Unbelievable …. the mismanagement continues. People begged for a new forum and now that there is little interest in a forum or Entrecard, they get one and get their email addresses compromised to boot. I think they should have asked people if they wanted to be a member of the new forums. A lot of people simply lost interest due to all the censorship. There’s plenty of forums around that actually encourage lively conversation and differing points of view. (Formerly DotComMogul until I sold it).
They will change privacy forever!
lmao: Isn’t that one of your forums being discussed in that mod screenshot where it says “Who deleted the firestorm blog?”?
What I find interesting is that since you wrote about this security flaw, Graham has been active in the EC forums again.

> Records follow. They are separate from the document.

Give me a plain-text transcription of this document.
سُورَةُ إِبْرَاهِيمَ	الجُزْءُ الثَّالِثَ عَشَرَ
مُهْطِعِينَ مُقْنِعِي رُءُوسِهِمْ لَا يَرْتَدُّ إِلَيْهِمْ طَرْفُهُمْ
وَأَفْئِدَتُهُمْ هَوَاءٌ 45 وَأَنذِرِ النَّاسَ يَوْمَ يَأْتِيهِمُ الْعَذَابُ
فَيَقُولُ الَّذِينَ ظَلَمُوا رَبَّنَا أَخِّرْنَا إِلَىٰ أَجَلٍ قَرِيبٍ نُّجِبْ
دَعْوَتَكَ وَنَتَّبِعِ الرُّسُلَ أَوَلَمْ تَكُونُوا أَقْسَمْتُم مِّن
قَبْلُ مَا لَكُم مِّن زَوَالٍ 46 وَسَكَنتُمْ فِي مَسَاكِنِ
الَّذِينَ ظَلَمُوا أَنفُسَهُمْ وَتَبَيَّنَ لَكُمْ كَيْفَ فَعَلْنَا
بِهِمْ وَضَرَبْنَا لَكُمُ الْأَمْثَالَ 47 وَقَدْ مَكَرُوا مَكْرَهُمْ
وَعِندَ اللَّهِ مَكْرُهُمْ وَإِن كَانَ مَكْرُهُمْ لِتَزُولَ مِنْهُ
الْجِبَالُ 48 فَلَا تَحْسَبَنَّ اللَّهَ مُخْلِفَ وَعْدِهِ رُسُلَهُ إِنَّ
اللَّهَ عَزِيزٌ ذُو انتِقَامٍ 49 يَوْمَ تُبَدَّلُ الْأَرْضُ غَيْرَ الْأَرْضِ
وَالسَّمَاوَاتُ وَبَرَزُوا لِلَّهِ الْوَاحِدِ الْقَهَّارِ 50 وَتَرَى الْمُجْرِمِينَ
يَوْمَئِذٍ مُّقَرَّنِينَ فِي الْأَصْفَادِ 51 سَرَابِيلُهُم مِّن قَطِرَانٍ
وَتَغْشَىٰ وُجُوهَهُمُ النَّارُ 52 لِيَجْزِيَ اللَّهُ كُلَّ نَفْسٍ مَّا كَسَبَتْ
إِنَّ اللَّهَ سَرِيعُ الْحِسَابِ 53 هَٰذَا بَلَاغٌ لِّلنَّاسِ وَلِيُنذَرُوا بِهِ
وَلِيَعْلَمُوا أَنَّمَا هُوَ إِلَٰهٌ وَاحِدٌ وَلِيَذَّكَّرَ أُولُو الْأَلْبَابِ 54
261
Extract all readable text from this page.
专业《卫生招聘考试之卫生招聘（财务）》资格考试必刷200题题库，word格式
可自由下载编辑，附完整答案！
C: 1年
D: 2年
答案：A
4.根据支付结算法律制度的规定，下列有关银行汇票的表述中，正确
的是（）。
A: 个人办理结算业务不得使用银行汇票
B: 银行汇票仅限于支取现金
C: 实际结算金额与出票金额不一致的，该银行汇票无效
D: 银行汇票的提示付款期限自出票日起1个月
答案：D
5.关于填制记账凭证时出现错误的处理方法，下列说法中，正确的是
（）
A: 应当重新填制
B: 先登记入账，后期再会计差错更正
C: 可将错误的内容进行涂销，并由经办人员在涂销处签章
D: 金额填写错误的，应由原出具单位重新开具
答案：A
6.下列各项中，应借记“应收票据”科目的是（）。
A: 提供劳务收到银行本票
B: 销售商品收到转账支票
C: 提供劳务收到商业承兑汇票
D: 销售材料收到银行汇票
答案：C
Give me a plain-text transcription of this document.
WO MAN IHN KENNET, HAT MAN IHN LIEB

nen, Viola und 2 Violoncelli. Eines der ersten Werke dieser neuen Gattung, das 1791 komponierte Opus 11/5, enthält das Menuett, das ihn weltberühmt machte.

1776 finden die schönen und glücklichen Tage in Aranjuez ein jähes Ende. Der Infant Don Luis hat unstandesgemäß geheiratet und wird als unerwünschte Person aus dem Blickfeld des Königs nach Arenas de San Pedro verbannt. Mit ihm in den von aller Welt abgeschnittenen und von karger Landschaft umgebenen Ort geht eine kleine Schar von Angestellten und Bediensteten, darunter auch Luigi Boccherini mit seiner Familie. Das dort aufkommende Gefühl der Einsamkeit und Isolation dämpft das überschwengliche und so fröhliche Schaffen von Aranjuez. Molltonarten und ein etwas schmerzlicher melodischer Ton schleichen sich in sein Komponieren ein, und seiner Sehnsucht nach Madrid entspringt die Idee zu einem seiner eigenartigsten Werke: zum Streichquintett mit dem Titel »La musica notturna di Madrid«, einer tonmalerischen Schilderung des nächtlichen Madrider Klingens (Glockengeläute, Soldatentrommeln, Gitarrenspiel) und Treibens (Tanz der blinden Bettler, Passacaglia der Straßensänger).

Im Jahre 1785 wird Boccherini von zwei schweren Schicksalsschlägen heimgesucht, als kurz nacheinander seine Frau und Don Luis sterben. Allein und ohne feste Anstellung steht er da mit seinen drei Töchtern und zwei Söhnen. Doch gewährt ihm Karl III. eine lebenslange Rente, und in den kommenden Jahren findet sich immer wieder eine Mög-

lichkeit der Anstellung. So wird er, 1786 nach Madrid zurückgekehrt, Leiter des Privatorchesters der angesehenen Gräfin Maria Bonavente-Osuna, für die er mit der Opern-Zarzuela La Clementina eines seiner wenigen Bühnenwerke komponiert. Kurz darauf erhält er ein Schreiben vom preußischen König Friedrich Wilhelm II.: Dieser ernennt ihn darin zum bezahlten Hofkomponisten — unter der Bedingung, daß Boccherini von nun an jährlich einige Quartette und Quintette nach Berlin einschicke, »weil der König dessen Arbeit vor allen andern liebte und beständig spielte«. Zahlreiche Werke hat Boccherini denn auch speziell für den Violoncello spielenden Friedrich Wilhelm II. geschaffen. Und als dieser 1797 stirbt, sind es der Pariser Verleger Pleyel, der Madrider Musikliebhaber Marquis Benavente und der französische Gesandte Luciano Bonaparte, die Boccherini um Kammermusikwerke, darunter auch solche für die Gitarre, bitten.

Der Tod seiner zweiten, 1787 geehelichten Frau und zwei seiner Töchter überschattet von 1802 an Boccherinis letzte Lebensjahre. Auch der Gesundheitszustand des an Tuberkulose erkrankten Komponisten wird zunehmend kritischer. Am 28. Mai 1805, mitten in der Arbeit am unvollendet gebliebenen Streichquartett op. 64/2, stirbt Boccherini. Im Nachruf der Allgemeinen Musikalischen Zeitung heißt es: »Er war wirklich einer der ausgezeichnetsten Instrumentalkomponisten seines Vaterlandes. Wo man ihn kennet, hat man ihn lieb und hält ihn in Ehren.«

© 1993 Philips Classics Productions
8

He’ll disappear again in a few days.
He’ll stop his damage control spam by noon tomorrow. Funny how none of his forum lackeys have asked “why was our info ever put on the net like this?” They like to blame the messenger, and not the organization showing the lapse in judgement.
Graham must hate you Turnip..probably has your photo in his office and throws darts at it all day…:)
Teasa: Why? Public humiliation should be nothing new for him. This is actually a case of news reporting. Say you typed forums.visa.com and you saw all the names and credit card numbers of every card holder. You don’t blame the news source; you blame the company that exposed the info to the public. Graham can hate anyone he chooses, but the blame is still on his shoulders. Wonder if anyone still buys his phoney version of events?
Yikes! I don’t use the EC forum anymore because the reason I loved it before (the bloggers with all the great advice) are no longer there. Now it’s mostly newbies. Is there another forum where x-ec’ers meet?
Gina, you need to come visit us at cmfads.com forum. I think you will know almost everyone there, minus the spammers.
Ugh! I’m supposedly a moderator and didn’t read about this in the EC forums, but here…shows how much communication we mods get.
Hey Turnip: if you want a good laugh 1 of the modz deleted Graham’z cancer blog for not meetin EC’z T&C! BTW: your still listed wiz asshatz favorite blogz he lovez you so much he wantz 2 be you
That blog was a joke and a lie. He paid a top stumbler to stumble his posts and he barely dropped a single card. Doesn’t that tell you all you need to know about him? His blog advice is recycled trash at best, and insulting at worse.
Just sent them this email. In case image tags don’t work, here’s the pic:
http://img213.imageshack.us/img213/3272/entrecardemailrn9.jpg
Part of their corporate strategy is to never issue an apology or deny wrongdoing. I applaud your decision. Now how long until their investor sends the same letter?